Le vrai Evangile n’a donc jamais existé sous la forme d’un texte, comme l’indique la signification étymologique arabe d’Injîl : « autorévélation » ou révélation « intérieure ou intrinsèque » . Les apôtres de Jésus et ses contemporains vont ensuite « rapporter » l’Evangile aux autres, et parfois le mettre à l’écrit. Ceux qui lisent les textes évangéliques ne sont plus séparés de la parole de Dieu que d’un intermédiaire : celui qui rapporte les propos de Jésus, qui ne sont autres que le « Verbe ».
Enfin le Quran ou « Lecture magistrale » incarne l’aboutissement du processus de Révélation divine, puisqu’il s’agit d’un Livre révélé que Muhammad divulgue et transmet à la lettre. Dieu s’exprime à la première personne et s’adresse dans ce Texte directement à tous les Hommes. La parole divine épouse désormais la forme d’un Livre autonome et distinct du Messager qui l’apporte, un Texte lisible à toutes les époques sans l’intermédiaire un prophète ou d’un lettré.
Dans nos ouvrages, les Evangiles reconnues par le christianisme trinitaire, les épitres de Paul, l’ancien testament, ainsi que d’autres textes sont considérés comme des documents empiriques, au même titre que les écrits de Tite-Live, Flavius Josèphe ou Jordanes. Ils sont abordés et traités comme n’importe quel autre témoignage humain et historique, qu’il faut vérifier, contextualiser et confronter à d’autres sources, notamment révélées.

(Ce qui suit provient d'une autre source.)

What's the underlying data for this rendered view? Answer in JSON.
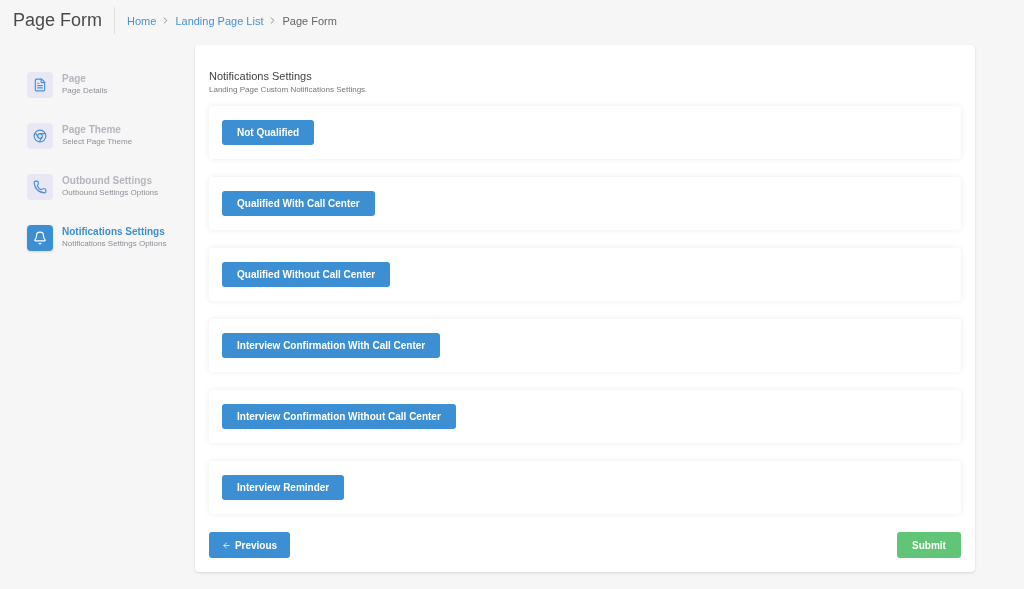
{
  "header": {
    "title": "Page Form",
    "breadcrumb": [
      {
        "label": "Home",
        "link": true
      },
      {
        "label": "Landing Page List",
        "link": true
      },
      {
        "label": "Page Form",
        "link": false
      }
    ]
  },
  "steps": [
    {
      "kind": "file",
      "title": "Page",
      "subtitle": "Page Details",
      "selected": false
    },
    {
      "kind": "theme",
      "title": "Page Theme",
      "subtitle": "Select Page Theme",
      "selected": false
    },
    {
      "kind": "phone",
      "title": "Outbound Settings",
      "subtitle": "Outbound Settings Options",
      "selected": false
    },
    {
      "kind": "bell",
      "title": "Notifications Settings",
      "subtitle": "Notifications Settings Options",
      "selected": true
    }
  ],
  "panel": {
    "title": "Notifications Settings",
    "subtitle": "Landing Page Custom Notifications Settings.",
    "sections": [
      "Not Qualified",
      "Qualified With Call Center",
      "Qualified Without Call Center",
      "Interview Confirmation With Call Center",
      "Interview Confirmation Without Call Center",
      "Interview Reminder"
    ]
  },
  "footer": {
    "previous": "Previous",
    "submit": "Submit"
  }
}
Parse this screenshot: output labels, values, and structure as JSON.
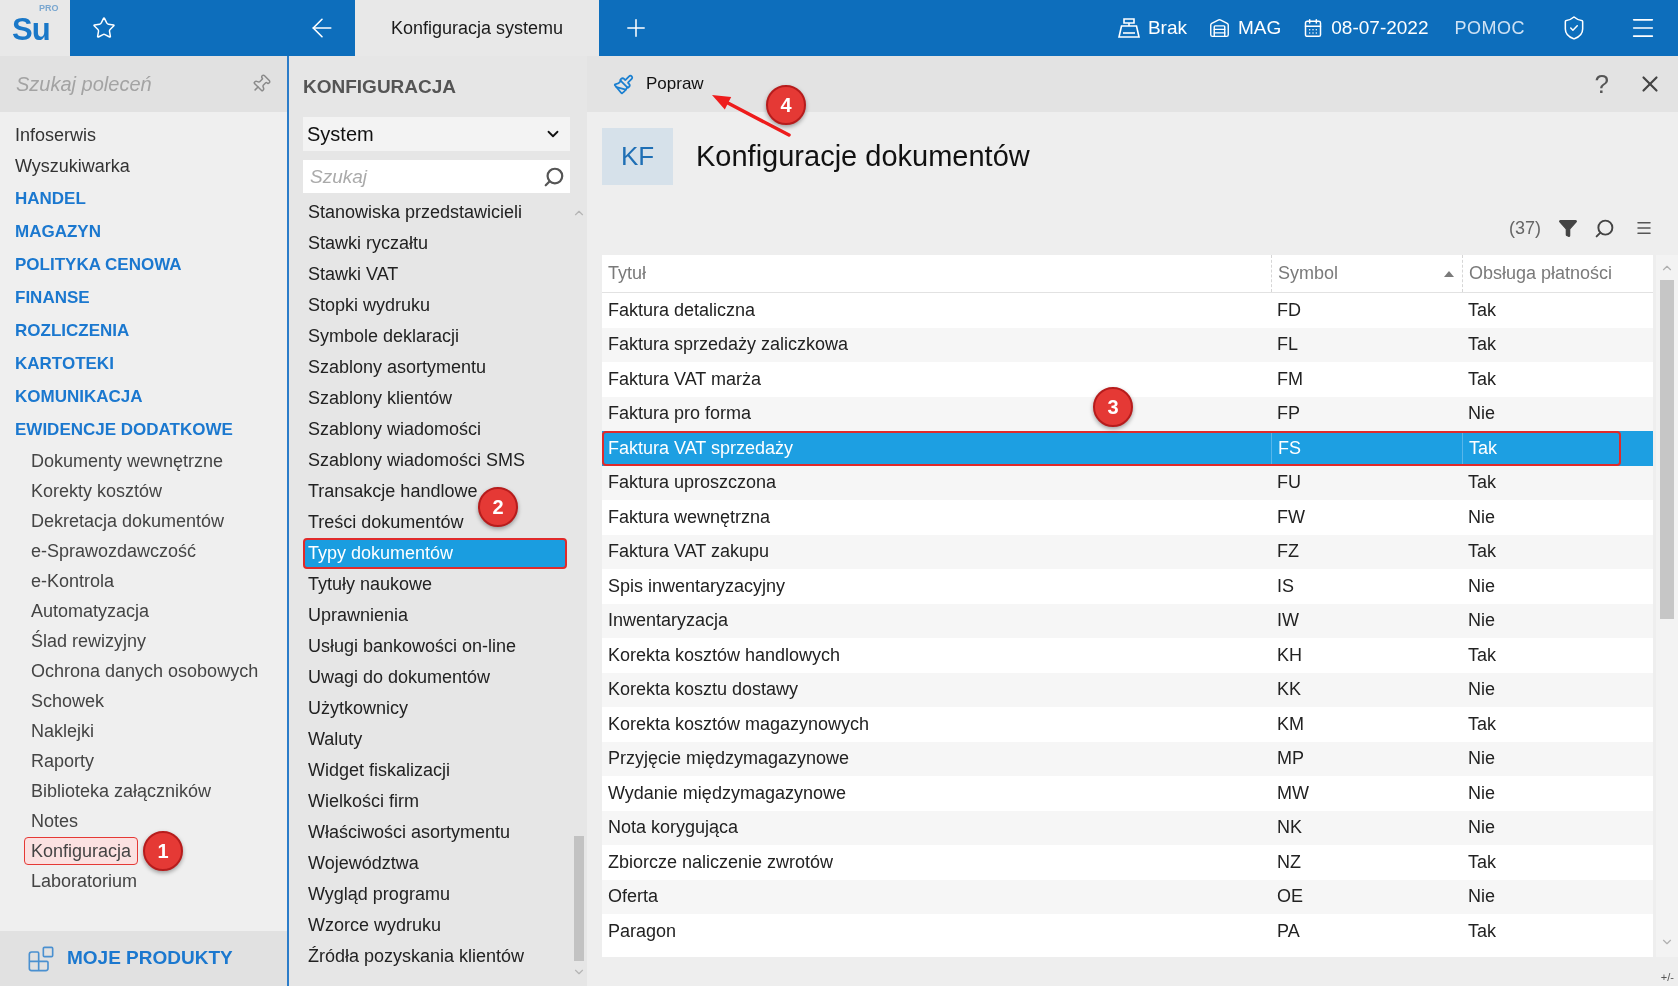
{
  "top_bar": {
    "logo": {
      "text": "Su",
      "superscript": "PRO"
    },
    "tab": "Konfiguracja systemu",
    "status_items": [
      {
        "kind": "register",
        "label": "Brak"
      },
      {
        "kind": "warehouse",
        "label": "MAG"
      },
      {
        "kind": "calendar",
        "label": "08-07-2022"
      }
    ],
    "help_link": "POMOC"
  },
  "sidebar": {
    "search": {
      "placeholder": "Szukaj poleceń"
    },
    "items": [
      {
        "kind": "link",
        "label": "Infoserwis"
      },
      {
        "kind": "link",
        "label": "Wyszukiwarka"
      },
      {
        "kind": "section",
        "label": "HANDEL"
      },
      {
        "kind": "section",
        "label": "MAGAZYN"
      },
      {
        "kind": "section",
        "label": "POLITYKA CENOWA"
      },
      {
        "kind": "section",
        "label": "FINANSE"
      },
      {
        "kind": "section",
        "label": "ROZLICZENIA"
      },
      {
        "kind": "section",
        "label": "KARTOTEKI"
      },
      {
        "kind": "section",
        "label": "KOMUNIKACJA"
      },
      {
        "kind": "section",
        "label": "EWIDENCJE DODATKOWE",
        "children": [
          {
            "label": "Dokumenty wewnętrzne",
            "highlighted": false
          },
          {
            "label": "Korekty kosztów",
            "highlighted": false
          },
          {
            "label": "Dekretacja dokumentów",
            "highlighted": false
          },
          {
            "label": "e-Sprawozdawczość",
            "highlighted": false
          },
          {
            "label": "e-Kontrola",
            "highlighted": false
          },
          {
            "label": "Automatyzacja",
            "highlighted": false
          },
          {
            "label": "Ślad rewizyjny",
            "highlighted": false
          },
          {
            "label": "Ochrona danych osobowych",
            "highlighted": false
          },
          {
            "label": "Schowek",
            "highlighted": false
          },
          {
            "label": "Naklejki",
            "highlighted": false
          },
          {
            "label": "Raporty",
            "highlighted": false
          },
          {
            "label": "Biblioteka załączników",
            "highlighted": false
          },
          {
            "label": "Notes",
            "highlighted": false
          },
          {
            "label": "Konfiguracja",
            "highlighted": true,
            "callout": "1"
          },
          {
            "label": "Laboratorium",
            "highlighted": false
          }
        ]
      }
    ],
    "footer": "MOJE PRODUKTY"
  },
  "config_panel": {
    "title": "KONFIGURACJA",
    "dropdown": {
      "value": "System"
    },
    "search": {
      "placeholder": "Szukaj"
    },
    "items": [
      {
        "label": "Stanowiska przedstawicieli",
        "selected": false,
        "highlighted": false
      },
      {
        "label": "Stawki ryczałtu",
        "selected": false,
        "highlighted": false
      },
      {
        "label": "Stawki VAT",
        "selected": false,
        "highlighted": false
      },
      {
        "label": "Stopki wydruku",
        "selected": false,
        "highlighted": false
      },
      {
        "label": "Symbole deklaracji",
        "selected": false,
        "highlighted": false
      },
      {
        "label": "Szablony asortymentu",
        "selected": false,
        "highlighted": false
      },
      {
        "label": "Szablony klientów",
        "selected": false,
        "highlighted": false
      },
      {
        "label": "Szablony wiadomości",
        "selected": false,
        "highlighted": false
      },
      {
        "label": "Szablony wiadomości SMS",
        "selected": false,
        "highlighted": false
      },
      {
        "label": "Transakcje handlowe",
        "selected": false,
        "highlighted": false
      },
      {
        "label": "Treści dokumentów",
        "selected": false,
        "highlighted": false
      },
      {
        "label": "Typy dokumentów",
        "selected": true,
        "highlighted": true,
        "callout": "2"
      },
      {
        "label": "Tytuły naukowe",
        "selected": false,
        "highlighted": false
      },
      {
        "label": "Uprawnienia",
        "selected": false,
        "highlighted": false
      },
      {
        "label": "Usługi bankowości on-line",
        "selected": false,
        "highlighted": false
      },
      {
        "label": "Uwagi do dokumentów",
        "selected": false,
        "highlighted": false
      },
      {
        "label": "Użytkownicy",
        "selected": false,
        "highlighted": false
      },
      {
        "label": "Waluty",
        "selected": false,
        "highlighted": false
      },
      {
        "label": "Widget fiskalizacji",
        "selected": false,
        "highlighted": false
      },
      {
        "label": "Wielkości firm",
        "selected": false,
        "highlighted": false
      },
      {
        "label": "Właściwości asortymentu",
        "selected": false,
        "highlighted": false
      },
      {
        "label": "Województwa",
        "selected": false,
        "highlighted": false
      },
      {
        "label": "Wygląd programu",
        "selected": false,
        "highlighted": false
      },
      {
        "label": "Wzorce wydruku",
        "selected": false,
        "highlighted": false
      },
      {
        "label": "Źródła pozyskania klientów",
        "selected": false,
        "highlighted": false
      }
    ]
  },
  "main": {
    "toolbar": {
      "edit_button": {
        "label": "Popraw",
        "callout": "4"
      },
      "help_button": "?"
    },
    "header": {
      "badge": "KF",
      "title": "Konfiguracje dokumentów"
    },
    "count": "(37)",
    "table": {
      "columns": [
        {
          "label": "Tytuł",
          "sorted_ascending": false
        },
        {
          "label": "Symbol",
          "sorted_ascending": true
        },
        {
          "label": "Obsługa płatności",
          "sorted_ascending": false
        }
      ],
      "rows": [
        {
          "cells": [
            "Faktura detaliczna",
            "FD",
            "Tak"
          ],
          "selected": false,
          "highlighted": false
        },
        {
          "cells": [
            "Faktura sprzedaży zaliczkowa",
            "FL",
            "Tak"
          ],
          "selected": false,
          "highlighted": false
        },
        {
          "cells": [
            "Faktura VAT marża",
            "FM",
            "Tak"
          ],
          "selected": false,
          "highlighted": false
        },
        {
          "cells": [
            "Faktura pro forma",
            "FP",
            "Nie"
          ],
          "selected": false,
          "highlighted": false
        },
        {
          "cells": [
            "Faktura VAT sprzedaży",
            "FS",
            "Tak"
          ],
          "selected": true,
          "highlighted": true,
          "callout": "3"
        },
        {
          "cells": [
            "Faktura uproszczona",
            "FU",
            "Tak"
          ],
          "selected": false,
          "highlighted": false
        },
        {
          "cells": [
            "Faktura wewnętrzna",
            "FW",
            "Nie"
          ],
          "selected": false,
          "highlighted": false
        },
        {
          "cells": [
            "Faktura VAT zakupu",
            "FZ",
            "Tak"
          ],
          "selected": false,
          "highlighted": false
        },
        {
          "cells": [
            "Spis inwentaryzacyjny",
            "IS",
            "Nie"
          ],
          "selected": false,
          "highlighted": false
        },
        {
          "cells": [
            "Inwentaryzacja",
            "IW",
            "Nie"
          ],
          "selected": false,
          "highlighted": false
        },
        {
          "cells": [
            "Korekta kosztów handlowych",
            "KH",
            "Tak"
          ],
          "selected": false,
          "highlighted": false
        },
        {
          "cells": [
            "Korekta kosztu dostawy",
            "KK",
            "Nie"
          ],
          "selected": false,
          "highlighted": false
        },
        {
          "cells": [
            "Korekta kosztów magazynowych",
            "KM",
            "Tak"
          ],
          "selected": false,
          "highlighted": false
        },
        {
          "cells": [
            "Przyjęcie międzymagazynowe",
            "MP",
            "Nie"
          ],
          "selected": false,
          "highlighted": false
        },
        {
          "cells": [
            "Wydanie międzymagazynowe",
            "MW",
            "Nie"
          ],
          "selected": false,
          "highlighted": false
        },
        {
          "cells": [
            "Nota korygująca",
            "NK",
            "Nie"
          ],
          "selected": false,
          "highlighted": false
        },
        {
          "cells": [
            "Zbiorcze naliczenie zwrotów",
            "NZ",
            "Tak"
          ],
          "selected": false,
          "highlighted": false
        },
        {
          "cells": [
            "Oferta",
            "OE",
            "Nie"
          ],
          "selected": false,
          "highlighted": false
        },
        {
          "cells": [
            "Paragon",
            "PA",
            "Tak"
          ],
          "selected": false,
          "highlighted": false
        }
      ]
    },
    "footer": "+/-"
  }
}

Pour l’étude du Coran, cette méthodologie permet de « documenter » les versets coraniques, de compléter les informations qu’ils délivrent et améliorer par conséquent notre compréhension des sujets traités dans le Coran. C’est un exemple de complémentarité entre savoir révélé et savoir empirique, qui est le fil rouge de tous nos écrits.